Hi David, finally we got some logs in back trace
can you please suggest why this is happening

: [0x56325cc75fa1] main/utils.c:2446 __ast_assert_failed() (0x56325cc75f11+90)
#1: [0x56325ca85db3] main/astobj2.c:190 log_bad_ao2()
#2: [0x56325ca86021] main/astobj2.c:256 __ao2_unlock() (0x56325ca85fc4+5D)
#3: [0x7fc4e2e07105] channels/chan_sip.c:6807 update_call_counter()
#4: [0x7fc4e2e0618f] channels/chan_sip.c:6606 sip_pvt_dtor()
#5: [0x56325ca86c70] main/astobj2.c:585 __ao2_ref() (0x56325ca865d7+699)
#6: [0x56325ca86ecd] main/astobj2.c:629 __ao2_cleanup_debug() (0x56325ca86e85+48)
#7: [0x7fc4e2df5dbd] channels/chan_sip.c:3305 __dialog_unlink_sched_items()
#8: [0x56325cc2733d] main/sched.c:781 ast_sched_runq() (0x56325cc27238+105)
#9: [0x7fc4e2e7e234] channels/chan_sip.c:29763 do_monitor()
#10: [0x56325cc72d3e] main/utils.c:1257 dummy_start()
[May 3 18:18:41] ERROR[29410]: chan_sip.c:6813 update_call_counter: FRACK!, Failed assertion bad magic number 0x7fc1 for object 0x7fc1f4027f18 (0)

backtrace.txt (604.6 KB)

For the short one, you are missing debug symbols, so we can’t see the error message.

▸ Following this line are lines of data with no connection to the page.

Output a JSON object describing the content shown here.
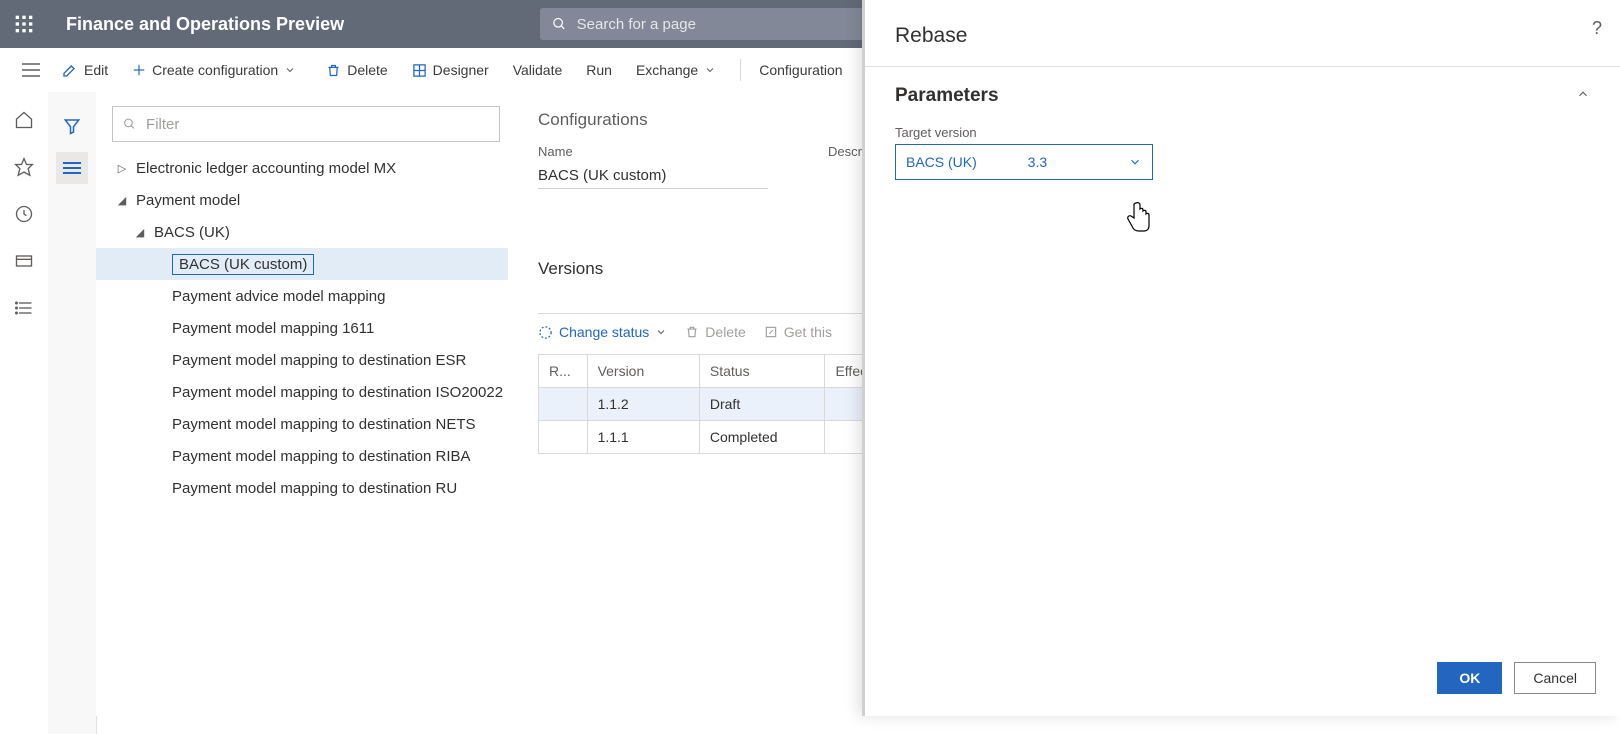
{
  "app_title": "Finance and Operations Preview",
  "search_placeholder": "Search for a page",
  "commands": {
    "edit": "Edit",
    "create_config": "Create configuration",
    "delete": "Delete",
    "designer": "Designer",
    "validate": "Validate",
    "run": "Run",
    "exchange": "Exchange",
    "configurations": "Configuration"
  },
  "filter_placeholder": "Filter",
  "tree": {
    "item0": "Electronic ledger accounting model MX",
    "item1": "Payment model",
    "item2": "BACS (UK)",
    "item3": "BACS (UK custom)",
    "item4": "Payment advice model mapping",
    "item5": "Payment model mapping 1611",
    "item6": "Payment model mapping to destination ESR",
    "item7": "Payment model mapping to destination ISO20022",
    "item8": "Payment model mapping to destination NETS",
    "item9": "Payment model mapping to destination RIBA",
    "item10": "Payment model mapping to destination RU"
  },
  "detail": {
    "heading": "Configurations",
    "name_label": "Name",
    "name_value": "BACS (UK custom)",
    "desc_label": "Description",
    "versions_heading": "Versions",
    "change_status": "Change status",
    "delete_label": "Delete",
    "get_this": "Get this",
    "col_r": "R...",
    "col_version": "Version",
    "col_status": "Status",
    "col_effect": "Effect",
    "rows": {
      "r0": {
        "version": "1.1.2",
        "status": "Draft"
      },
      "r1": {
        "version": "1.1.1",
        "status": "Completed"
      }
    }
  },
  "panel": {
    "title": "Rebase",
    "section": "Parameters",
    "target_label": "Target version",
    "target_text": "BACS (UK)",
    "target_version": "3.3",
    "ok": "OK",
    "cancel": "Cancel"
  }
}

For the second one, you are using an optimised binary, which is pretty well incompatible with debugging crashes. However the nature of both crashes suggests that memory has been corrupted.

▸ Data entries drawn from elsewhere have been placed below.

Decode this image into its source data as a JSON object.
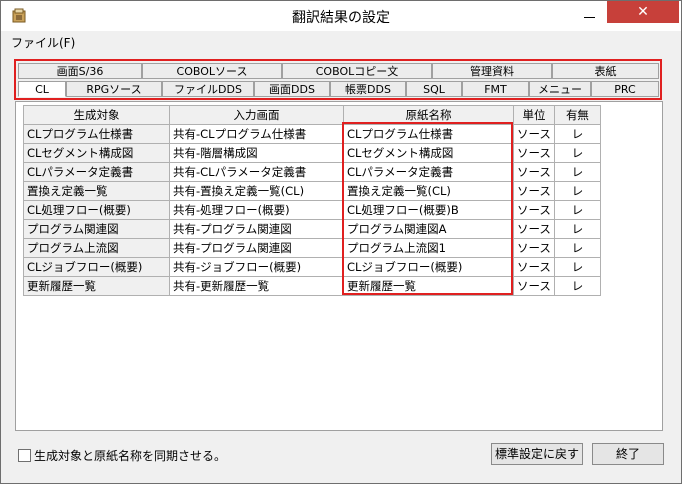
{
  "window": {
    "title": "翻訳結果の設定",
    "close_glyph": "✕"
  },
  "menu": {
    "file": "ファイル(F)"
  },
  "tabs": {
    "row1": [
      "画面S/36",
      "COBOLソース",
      "COBOLコピー文",
      "管理資料",
      "表紙"
    ],
    "row2": [
      "CL",
      "RPGソース",
      "ファイルDDS",
      "画面DDS",
      "帳票DDS",
      "SQL",
      "FMT",
      "メニュー",
      "PRC"
    ],
    "active": "CL"
  },
  "table": {
    "headers": [
      "生成対象",
      "入力画面",
      "原紙名称",
      "単位",
      "有無"
    ],
    "rows": [
      [
        "CLプログラム仕様書",
        "共有-CLプログラム仕様書",
        "CLプログラム仕様書",
        "ソース",
        "レ"
      ],
      [
        "CLセグメント構成図",
        "共有-階層構成図",
        "CLセグメント構成図",
        "ソース",
        "レ"
      ],
      [
        "CLパラメータ定義書",
        "共有-CLパラメータ定義書",
        "CLパラメータ定義書",
        "ソース",
        "レ"
      ],
      [
        "置換え定義一覧",
        "共有-置換え定義一覧(CL)",
        "置換え定義一覧(CL)",
        "ソース",
        "レ"
      ],
      [
        "CL処理フロー(概要)",
        "共有-処理フロー(概要)",
        "CL処理フロー(概要)B",
        "ソース",
        "レ"
      ],
      [
        "プログラム関連図",
        "共有-プログラム関連図",
        "プログラム関連図A",
        "ソース",
        "レ"
      ],
      [
        "プログラム上流図",
        "共有-プログラム関連図",
        "プログラム上流図1",
        "ソース",
        "レ"
      ],
      [
        "CLジョブフロー(概要)",
        "共有-ジョブフロー(概要)",
        "CLジョブフロー(概要)",
        "ソース",
        "レ"
      ],
      [
        "更新履歴一覧",
        "共有-更新履歴一覧",
        "更新履歴一覧",
        "ソース",
        "レ"
      ]
    ]
  },
  "sync_checkbox": {
    "label": "生成対象と原紙名称を同期させる。",
    "checked": false
  },
  "buttons": {
    "reset": "標準設定に戻す",
    "close": "終了"
  },
  "colors": {
    "highlight": "#e02020",
    "close_button": "#c7403a"
  }
}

Unfortunately, memory corruption tends to happen some time before the actual crash, and in a different thread. Building with thread debugging enabled may show a locking error prior to the crash, but it slows execution down considerably.

Thanks David, what should be the action point here? where should i look into exactly to solve this issue can you please suggest.

If you have thread debugging you would be looking for messages saying that locks are being removed when not set, and similar. You’d then need to work out where they should have been set.

This sort of problem is vary hard to debug. You need to have good programming skills and a fair knowledge of the internal of Asterisk, to succeed. Most people have to wait till someone with those skills finds the same problem on their system and submits a patch, or at least, explicit details of what is causing the problem.

I should add that it could also be a hardware fault, although none of the Asterisk memory corruptions I’ve had have been hardware related.

This problem also appeared in asterisk 17, I solved it working with PJSIP, asterisk should place a warning or deny RTC + SIP.

chan_sip is not maintained by the core Asterisk developers, so there is already a general warning not to use it, and it also means that the cored developers are unlikely to add further warnings to it.

Unfortunately, a lot of people seem to start with cook book solutions for chan_sip, many of which are around a decade old, rather than reading the current documentation.